LANDEN EN VOLKEN
Een bezoek aan Kameroen
DE BAKA, die ook wel pygmeeën worden genoemd, waren waarschijnlijk de eerste bewoners van Kameroen. Vervolgens kwamen in de zestiende eeuw de Portugezen. Een paar honderd jaar daarna veroverde een islamitisch volk, de Fulani, het noorden van Kameroen. Tegenwoordig zegt 40 procent van de inwoners christen te zijn, 20 procent is moslim en de overige 40 procent beoefent een van de traditionele Afrikaanse religies.

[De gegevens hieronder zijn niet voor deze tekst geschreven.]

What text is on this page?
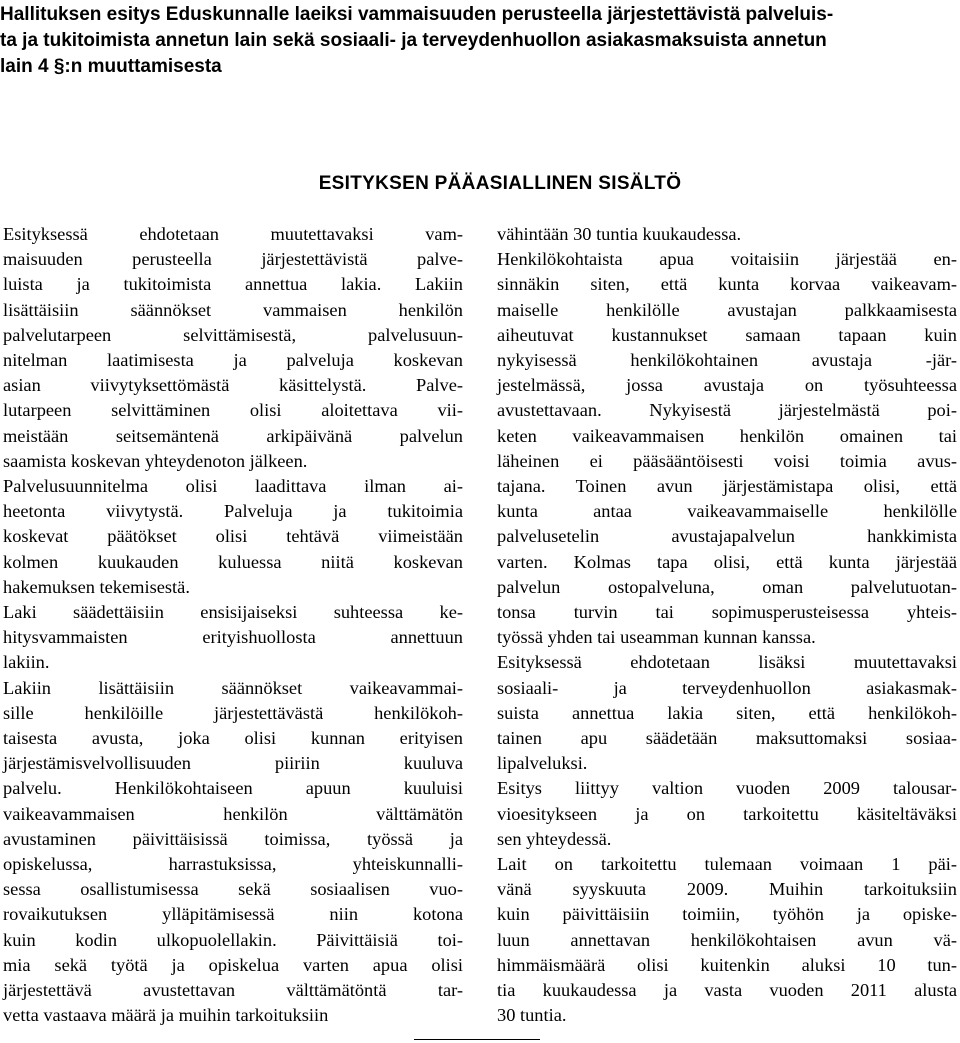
Hallituksen esitys Eduskunnalle laeiksi vammaisuuden perusteella järjestettävistä palveluis-
ta ja tukitoimista annetun lain sekä sosiaali- ja terveydenhuollon asiakasmaksuista annetun
lain 4 §:n muuttamisesta
ESITYKSEN PÄÄASIALLINEN SISÄLTÖ
Esityksessä ehdotetaan muutettavaksi vam-
maisuuden perusteella järjestettävistä palve-
luista ja tukitoimista annettua lakia. Lakiin
lisättäisiin säännökset vammaisen henkilön
palvelutarpeen selvittämisestä, palvelusuun-
nitelman laatimisesta ja palveluja koskevan
asian viivytyksettömästä käsittelystä. Palve-
lutarpeen selvittäminen olisi aloitettava vii-
meistään seitsemäntenä arkipäivänä palvelun
saamista koskevan yhteydenoton jälkeen.
Palvelusuunnitelma olisi laadittava ilman ai-
heetonta viivytystä. Palveluja ja tukitoimia
koskevat päätökset olisi tehtävä viimeistään
kolmen kuukauden kuluessa niitä koskevan
hakemuksen tekemisestä.
Laki säädettäisiin ensisijaiseksi suhteessa ke-
hitysvammaisten erityishuollosta annettuun
lakiin.
Lakiin lisättäisiin säännökset vaikeavammai-
sille henkilöille järjestettävästä henkilökoh-
taisesta avusta, joka olisi kunnan erityisen
järjestämisvelvollisuuden piiriin kuuluva
palvelu. Henkilökohtaiseen apuun kuuluisi
vaikeavammaisen henkilön välttämätön
avustaminen päivittäisissä toimissa, työssä ja
opiskelussa, harrastuksissa, yhteiskunnalli-
sessa osallistumisessa sekä sosiaalisen vuo-
rovaikutuksen ylläpitämisessä niin kotona
kuin kodin ulkopuolellakin. Päivittäisiä toi-
mia sekä työtä ja opiskelua varten apua olisi
järjestettävä avustettavan välttämätöntä tar-
vetta vastaava määrä ja muihin tarkoituksiin
vähintään 30 tuntia kuukaudessa.
Henkilökohtaista apua voitaisiin järjestää en-
sinnäkin siten, että kunta korvaa vaikeavam-
maiselle henkilölle avustajan palkkaamisesta
aiheutuvat kustannukset samaan tapaan kuin
nykyisessä henkilökohtainen avustaja -jär-
jestelmässä, jossa avustaja on työsuhteessa
avustettavaan. Nykyisestä järjestelmästä poi-
keten vaikeavammaisen henkilön omainen tai
läheinen ei pääsääntöisesti voisi toimia avus-
tajana. Toinen avun järjestämistapa olisi, että
kunta antaa vaikeavammaiselle henkilölle
palvelusetelin avustajapalvelun hankkimista
varten. Kolmas tapa olisi, että kunta järjestää
palvelun ostopalveluna, oman palvelutuotan-
tonsa turvin tai sopimusperusteisessa yhteis-
työssä yhden tai useamman kunnan kanssa.
Esityksessä ehdotetaan lisäksi muutettavaksi
sosiaali- ja terveydenhuollon asiakasmak-
suista annettua lakia siten, että henkilökoh-
tainen apu säädetään maksuttomaksi sosiaa-
lipalveluksi.
Esitys liittyy valtion vuoden 2009 talousar-
vioesitykseen ja on tarkoitettu käsiteltäväksi
sen yhteydessä.
Lait on tarkoitettu tulemaan voimaan 1 päi-
vänä syyskuuta 2009. Muihin tarkoituksiin
kuin päivittäisiin toimiin, työhön ja opiske-
luun annettavan henkilökohtaisen avun vä-
himmäismäärä olisi kuitenkin aluksi 10 tun-
tia kuukaudessa ja vasta vuoden 2011 alusta
30 tuntia.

Op het platteland zijn de mensen bijzonder gastvrij. Bezoekers worden begroet en binnengenodigd, en krijgen water en voedsel aangeboden. Het wordt als een belediging gezien om de aangeboden gastvrijheid te weigeren, terwijl ingaan op het aanbod geldt als een compliment.
Gesprekken beginnen meestal met het begroeten van de gezinsleden en het informeren naar hun welzijn. Het is zelfs de gewoonte om te vragen hoe het met de dieren gaat! „Als een gast vertrekt, is het niet genoeg om ’Tot ziens’ te zeggen”, vertelt Joseph, die in Kameroen geboren is. „Vaak loopt de gastheer een stukje met zijn gast mee en blijft hij met hem praten. Vervolgens neemt hij op een bepaald moment afscheid en gaat hij terug naar huis. Een gast die niet zo behandeld wordt, zal zich waarschijnlijk niet gewaardeerd voelen.”
Bij een gezamenlijke maaltijd met vrienden wordt er vaak van hetzelfde bord gegeten — soms met de handen. In Kameroen is dat gebruik een belangrijk symbool van eenheid. Het heeft weleens als middel gediend om personen bij elkaar te brengen van wie de vriendschap om de een of andere reden verwaterd was. Zo’n gezamenlijke maaltijd is als het ware een manier om te zeggen: „Er is vrede tussen ons.”